ANGUS, Ont. - At a government compound in rural Ontario, there are stockpiles of tree seeds, billions of them, all catalogued and tested and waiting to be planted. The threat inherent for this factory and its pine cones, acorns, fruit and seed is the vermin. So the provincial government has employed two cats.

Pepper and Sammy are paid by the taxpayers of Ontario in room, board and veterinary care. These “mice-control technicians,” as one bureaucrat called them, are the reason there is no rodent problem at the Ontario Tree Seed Plant in Angus, Ont., about 120 kilometres north of Toronto. 

The cats are soon to be fired, however. The government will shutter the plant next September. 

The chorus of critics attacking the decision is not so much about the cats as the future viability of native species of Ontario trees. Since the 1920s, the Tree Seed Plant has taken in various kinds of seed, each needing a specialized machine. Certain types of pine cones are tumbled in spinning kilns – like big clothes dryers – to shake out the seeds tucked inside. Cherries need to be macerated. The seed needs to be cleaned and tested to determine its germination rate and stored cold, in different fridges at different temperatures, depending on the species. The plant processes the seeds and sells them. It provides the same service to clients who bring in their own seeds.

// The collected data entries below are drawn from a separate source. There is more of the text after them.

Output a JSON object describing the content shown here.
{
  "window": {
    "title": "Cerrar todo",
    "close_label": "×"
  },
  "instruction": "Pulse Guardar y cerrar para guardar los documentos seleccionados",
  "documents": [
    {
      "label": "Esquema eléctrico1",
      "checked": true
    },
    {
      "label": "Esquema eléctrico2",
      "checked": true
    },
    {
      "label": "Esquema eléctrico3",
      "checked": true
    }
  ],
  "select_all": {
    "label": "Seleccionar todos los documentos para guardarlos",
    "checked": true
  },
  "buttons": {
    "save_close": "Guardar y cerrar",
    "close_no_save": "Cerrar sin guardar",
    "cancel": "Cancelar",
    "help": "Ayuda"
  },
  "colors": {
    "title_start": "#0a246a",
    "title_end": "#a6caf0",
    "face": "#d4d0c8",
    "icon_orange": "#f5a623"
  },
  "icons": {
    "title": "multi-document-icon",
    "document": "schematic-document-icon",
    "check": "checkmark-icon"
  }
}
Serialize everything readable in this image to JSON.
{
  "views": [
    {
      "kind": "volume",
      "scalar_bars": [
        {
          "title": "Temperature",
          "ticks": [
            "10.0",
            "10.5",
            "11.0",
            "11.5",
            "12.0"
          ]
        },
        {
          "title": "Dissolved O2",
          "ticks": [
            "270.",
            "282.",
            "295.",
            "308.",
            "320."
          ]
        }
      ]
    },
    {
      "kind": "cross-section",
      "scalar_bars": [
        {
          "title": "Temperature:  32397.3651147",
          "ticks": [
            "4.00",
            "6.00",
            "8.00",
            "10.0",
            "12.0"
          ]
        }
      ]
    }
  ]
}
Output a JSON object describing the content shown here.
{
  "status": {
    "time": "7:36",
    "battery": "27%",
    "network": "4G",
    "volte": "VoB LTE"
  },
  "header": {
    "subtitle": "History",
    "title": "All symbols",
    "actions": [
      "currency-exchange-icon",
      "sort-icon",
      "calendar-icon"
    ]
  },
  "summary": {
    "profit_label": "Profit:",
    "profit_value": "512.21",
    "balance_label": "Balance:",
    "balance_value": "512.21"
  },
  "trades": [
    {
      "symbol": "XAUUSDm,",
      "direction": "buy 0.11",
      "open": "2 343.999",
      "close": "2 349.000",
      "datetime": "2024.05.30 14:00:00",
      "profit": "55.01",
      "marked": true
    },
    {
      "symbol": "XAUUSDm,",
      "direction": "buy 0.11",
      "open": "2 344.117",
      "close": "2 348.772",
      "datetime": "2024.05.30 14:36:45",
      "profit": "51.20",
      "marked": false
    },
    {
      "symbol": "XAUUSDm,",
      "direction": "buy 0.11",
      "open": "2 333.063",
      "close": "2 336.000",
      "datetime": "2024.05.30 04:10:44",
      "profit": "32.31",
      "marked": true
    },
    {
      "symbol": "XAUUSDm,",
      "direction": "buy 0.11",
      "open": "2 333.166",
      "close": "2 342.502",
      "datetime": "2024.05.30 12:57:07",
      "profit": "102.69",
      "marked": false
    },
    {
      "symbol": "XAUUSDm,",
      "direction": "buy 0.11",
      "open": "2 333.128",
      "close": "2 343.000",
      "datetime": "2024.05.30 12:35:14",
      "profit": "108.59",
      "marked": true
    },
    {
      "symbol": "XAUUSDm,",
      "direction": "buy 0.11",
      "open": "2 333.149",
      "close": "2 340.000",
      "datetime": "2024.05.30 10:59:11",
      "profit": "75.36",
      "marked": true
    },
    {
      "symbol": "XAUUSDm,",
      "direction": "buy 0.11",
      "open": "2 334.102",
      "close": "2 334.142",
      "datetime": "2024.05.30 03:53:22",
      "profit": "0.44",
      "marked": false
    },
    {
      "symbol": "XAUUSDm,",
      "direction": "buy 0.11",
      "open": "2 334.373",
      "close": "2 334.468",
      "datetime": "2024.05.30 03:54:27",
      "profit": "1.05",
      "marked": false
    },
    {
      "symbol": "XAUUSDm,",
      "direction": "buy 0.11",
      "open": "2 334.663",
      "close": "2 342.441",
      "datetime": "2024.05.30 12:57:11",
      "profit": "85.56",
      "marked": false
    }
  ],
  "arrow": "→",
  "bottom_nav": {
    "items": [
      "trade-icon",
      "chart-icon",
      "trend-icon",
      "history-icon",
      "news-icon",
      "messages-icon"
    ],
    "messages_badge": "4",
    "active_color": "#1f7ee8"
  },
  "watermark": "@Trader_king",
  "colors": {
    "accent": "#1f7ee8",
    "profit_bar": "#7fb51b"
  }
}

The ministry says the plant is losing roughly $1 million a year, with losses projected to soon reach $2 million when aging infrastructure and equipment is considered. Operations have apparently declined since the mid-90s, which the ministry traces to the Progressive Conservative government, under premier Mike Harris, which privatized nurseries that purchased seed. The private sector has also started to encroach on the seed-extraction business.

“It no longer makes sense to operate such a large facility,” Natural Resources Minister Kathryn McGarry said during question period at Queen’s Park in October. 

The government plans to open a “Genetic Seed Archive” instead. It will store seeds for native species, each collected from different parts of the province, but only 100,000 to  200,000 of each, not enough to provide to the forest industry for planting.